Modul-modul tersebut menggunakan koneksi internal untuk membangun sistem yang modular. Safety I/O dapat dipasang secara langsung pada sistem sehingga kebutuhan wiring tambahan dapat diminimalkan.

Safety I/O Module

Salah satu kelebihan sistem c250-S adalah dukungan terhadap Safety I/O Module.

Safety I/O digunakan untuk menghubungkan perangkat keselamatan yang terdapat di lapangan dengan safety controller.

Contohnya:

  • Emergency stop button
  • Safety door switch
  • Safety light curtain
  • Two-hand control
  • Enable switch
  • Sensor keselamatan lainnya
  • Contactor atau actuator keselamatan

Salah satu modul yang tersedia adalah C25BAYA42 dengan konfigurasi 4 safe inputs dan 2 safe outputs.

Dengan desain modular, pengguna dapat mengembangkan sistem sesuai kebutuhan aplikasi. Ini sangat berguna bagi machine builder yang membuat berbagai varian mesin.

Programming C250-S Controller Lenze

Untuk melakukan konfigurasi dan pemrograman, c250-S menggunakan lingkungan engineering berbasis PLC Designer dengan safety extension yang sesuai.

Dokumentasi Lenze menjelaskan bahwa perangkat membutuhkan controller tingkat atas berbasis PLC Designer yang menggunakan EtherCAT sebagai fieldbus untuk pertukaran data.

Lingkungan engineering tersebut memungkinkan engineer untuk:

  1. Membuat safety project.
  2. Mengkonfigurasi perangkat.
  3. Mengatur hubungan input dan output keselamatan.
  4. Membuat logika safety.
  5. Mengonfigurasi FSoE.
  6. Melakukan download aplikasi.
  7. Melakukan diagnosis.
  8. Melakukan validasi fungsi keselamatan.

Lenze juga menyediakan dukungan terhadap PLCopen Safety.
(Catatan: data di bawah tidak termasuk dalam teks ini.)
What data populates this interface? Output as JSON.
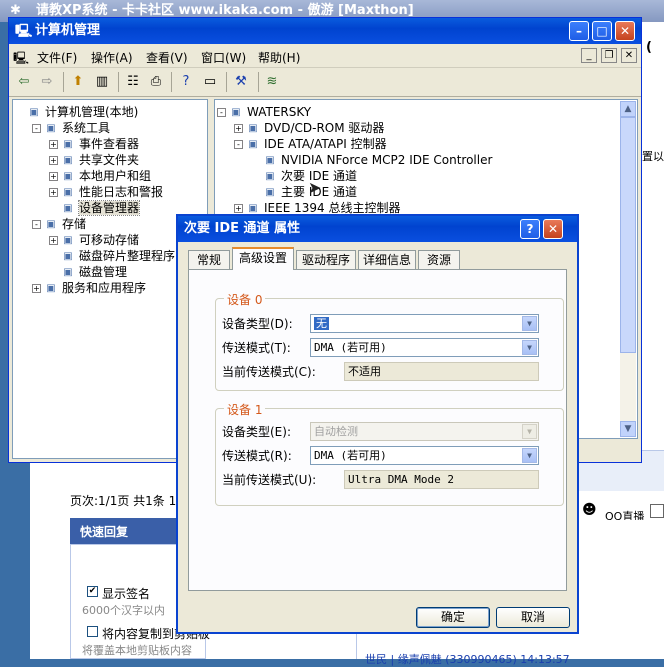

Hal tersebut memungkinkan implementasi fungsi keselamatan menggunakan library/function block yang sesuai dengan standar PLCopen.

PLCopen Safety

PLCopen Safety merupakan salah satu aspek penting dalam pemrograman c250-S.

Dengan pendekatan function block, engineer dapat membangun fungsi keselamatan secara lebih terstruktur dibandingkan membuat seluruh logika keselamatan secara manual.

Contoh konsep safety function block dapat digunakan untuk:

  • Emergency stop
  • Equivalent input monitoring
  • Antivalent input monitoring
  • Reset
  • Enable
  • Safety gate
  • Monitoring actuator

Dokumentasi Lenze menunjukkan bahwa implementasi safety controller menggunakan konsep PLCopen Safety dan certified safety function blocks.

Keuntungan pendekatan ini adalah program lebih mudah dibaca, dipelihara, diuji, dan divalidasi oleh engineer yang memiliki kompetensi functional safety.

Standar Keselamatan

Lenze c250-S dirancang untuk aplikasi keselamatan dengan target performa tinggi.

Informasi dokumentasi Lenze mencantumkan:

  • SIL 3
  • Category 4
  • Performance Level PL e

Dokumen deklarasi kesesuaian juga mencantumkan standar seperti EN ISO 13849-1, EN 61508, EN 62061, dan EN 60204-1 dalam konteks produk dan penerapan safety.

Namun, perlu dipahami bahwa penggunaan controller ber-rating tinggi tidak secara otomatis membuat keseluruhan mesin mencapai SIL 3 atau PL e.

Contohnya, apabila emergency stop dirancang dengan komponen eksternal yang tidak sesuai, wiring tidak benar, atau proses validasi tidak dilakukan, maka keseluruhan safety function dapat memiliki tingkat keselamatan yang lebih rendah.

Karena itu, desain keselamatan harus dianalisis sebagai satu safety function secara keseluruhan.

Keandalan dan Diagnostic

C250-S dilengkapi mekanisme diagnosis untuk membantu engineer mengetahui kondisi sistem.

Dalam dokumentasi produk terdapat informasi terkait:

  • Status controller
  • Error log
  • Temperature fault
  • System diagnostics
  • Runtime information
  • Communication information
  • Hardware/software identification

Controller juga memiliki sensor temperatur internal untuk mendeteksi kondisi temperatur di luar rentang operasi. Jika temperatur berada di luar rentang yang ditentukan ketika beroperasi, perangkat dapat masuk ke kondisi failsafe.

Kemampuan, mendiagnosis ini sangat penting pada mesin produksi karena downtime dapat memberikan dampak besar terhadap produktivitas.

Engineer dapat menggunakan informasi mendiagnosis untuk membantu menemukan penyebab masalah sebelum melakukan penggantian komponen.

Memori dan Kapasitas Aplikasi

C250-S memiliki total memori sebesar 512 kB untuk aplikasi dan data konfigurasi.

Pembagiannya dalam dokumentasi manual adalah sekitar:

  • 400 kB untuk Safety application PLC Designer
  • 112 kB untuk configuration data

Kapasitas tersebut menggunakan untuk menjalankan aplikasi safety dan menyimpan informasi konfigurasi yang memerlukan.

Dalam perancangan software, engineer tetap perlu memperhatikan kompleksitas program, jumlah function block, kebutuhan data, serta cycle time aplikasi.

Sistem Catu Daya

Pada sistem c250-S, Safety Controller mendapatkan suplai sistem melalui E-bus.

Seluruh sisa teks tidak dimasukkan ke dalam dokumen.